Ai Weiwei's censored films to go on show in Berlin

The works cannot be shown in China where the dissident artist says his identity has been erased

A group of children run through Ain al-Hilweh, the largest Palestinian refugee camp in Lebanon, from Human Flow by Ai Weiwei © Photo courtesy of Amazon Studios

More than 50 censored films made by the Chinese artist and activist Ai Weiwei, or others about his work, are due to go on show in Berlin this week.

The films cannot be shown in China, where, Ai says, “my name cannot be freely published or mentioned online and where the authorities have tried to erase my identity.” Self-expression, he adds, “is a fundamental part of being human” and to be “deprived of a voice is [...] ultimately to deny you your humanity”.

Among the works being screened at the Babylon theatre (19-24 February) are Human Flow, Ai’s 2017 documentary about the current global refugee crisis; Remembrance (2010), featuring voice recordings reciting the names of those that perished in the 2008 Sichuan earthquake; and Alison Klayman’s inside story Never Sorry (2012).

It was shortly after his work about the Sichuan earthquake, in which nearly 90,000 people including 5,000 children died, that Ai was first arrested in China, leading him to spend 81 days in a top-secret prison.

Despite this, Ai says in a statement that censorship is not restricted to authoritarian states. “Think of Edward Snowden’s revelations of pervasive surveillance,” he says. “I am interested in those whose voices have been suppressed, like the refugees featured in my new film The Rest, because in recognising their humanity I maintain my own. I am not producing films just for the sake of producing films, but rather to bring these stories and injustices into the wider sphere so that others can know.”

Ai stresses the importance of the internet in maintaining open dialogues. The internet felt “revolutionary”, Ai says, when he first started using it in China. “Anything that was posted online could immediately be seen and reposted by anybody,” he says. “At the time, the internet provided a platform for free expression that had never existed before.”

He says he was only interested in making films that could be posted online, “shining a light on social issues that had long been obscured and which I couldn’t ignore”. He adds: “We posted them everywhere, anywhere we could. As soon as the films were uploaded, they would be deleted by online censors. So we would post them elsewhere, but they would all be removed.”

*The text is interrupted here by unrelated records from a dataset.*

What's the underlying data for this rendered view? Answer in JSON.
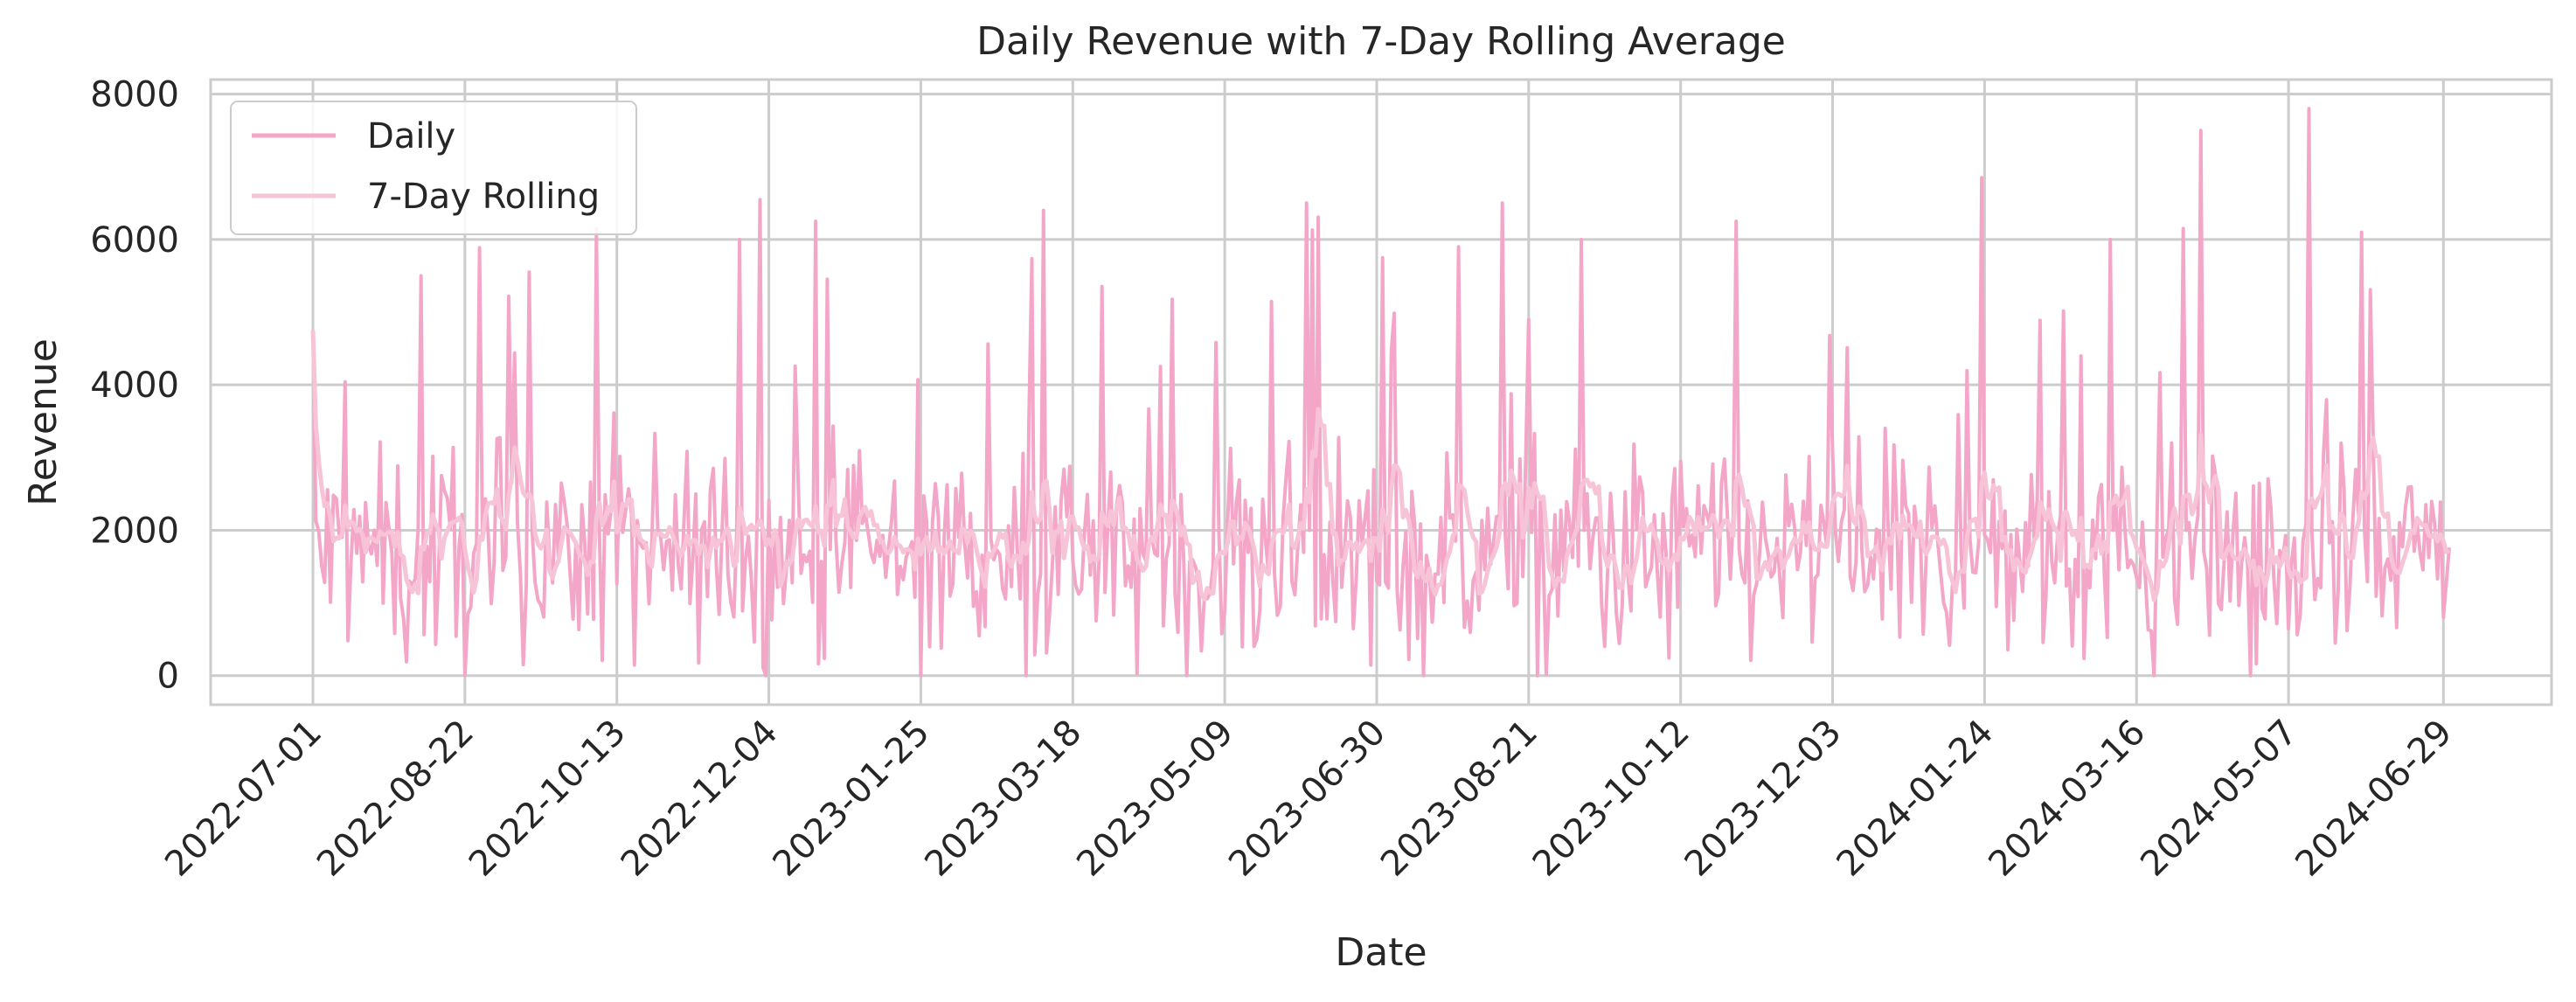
{
  "chart_data": {
    "type": "line",
    "title": "Daily Revenue with 7-Day Rolling Average",
    "xlabel": "Date",
    "ylabel": "Revenue",
    "x_start": "2022-07-01",
    "x_end": "2024-07-01",
    "xlim": [
      "2022-05-27",
      "2024-08-05"
    ],
    "ylim": [
      -400,
      8200
    ],
    "y_ticks": [
      0,
      2000,
      4000,
      6000,
      8000
    ],
    "y_tick_labels": [
      "0",
      "2000",
      "4000",
      "6000",
      "8000"
    ],
    "x_tick_labels": [
      "2022-07-01",
      "2022-08-22",
      "2022-10-13",
      "2022-12-04",
      "2023-01-25",
      "2023-03-18",
      "2023-05-09",
      "2023-06-30",
      "2023-08-21",
      "2023-10-12",
      "2023-12-03",
      "2024-01-24",
      "2024-03-16",
      "2024-05-07",
      "2024-06-29"
    ],
    "grid": true,
    "legend_position": "upper-left",
    "series": [
      {
        "name": "Daily",
        "color": "#f4a6c8",
        "kind": "daily",
        "min": 0,
        "max": 7800,
        "typical": 2000
      },
      {
        "name": "7-Day Rolling",
        "color": "#f7c3d6",
        "kind": "rolling_mean_7"
      }
    ],
    "peaks": [
      {
        "date": "2022-07-01",
        "value": 4750
      },
      {
        "date": "2022-08-07",
        "value": 5500
      },
      {
        "date": "2022-09-13",
        "value": 5550
      },
      {
        "date": "2022-10-06",
        "value": 6150
      },
      {
        "date": "2022-11-24",
        "value": 6000
      },
      {
        "date": "2022-12-01",
        "value": 6550
      },
      {
        "date": "2022-12-20",
        "value": 6250
      },
      {
        "date": "2023-03-08",
        "value": 6400
      },
      {
        "date": "2023-06-06",
        "value": 6500
      },
      {
        "date": "2023-07-02",
        "value": 5750
      },
      {
        "date": "2023-07-28",
        "value": 5900
      },
      {
        "date": "2023-08-12",
        "value": 6500
      },
      {
        "date": "2023-09-08",
        "value": 6000
      },
      {
        "date": "2023-10-31",
        "value": 6250
      },
      {
        "date": "2024-01-23",
        "value": 6850
      },
      {
        "date": "2024-03-07",
        "value": 6000
      },
      {
        "date": "2024-04-01",
        "value": 6150
      },
      {
        "date": "2024-04-07",
        "value": 7500
      },
      {
        "date": "2024-05-14",
        "value": 7800
      },
      {
        "date": "2024-06-01",
        "value": 6100
      }
    ]
  }
}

It was with this sense of urgency about social injustices that Ai began to film the refugee crisis and the pro-democracy protests in Hong Kong. “These films are my activism. They are my way of giving voice to these critical issues,” he says. “Freedom of expression is the right from which all others flow. If this right is not guaranteed, then how can we talk about democracy, freedom, and human rights?”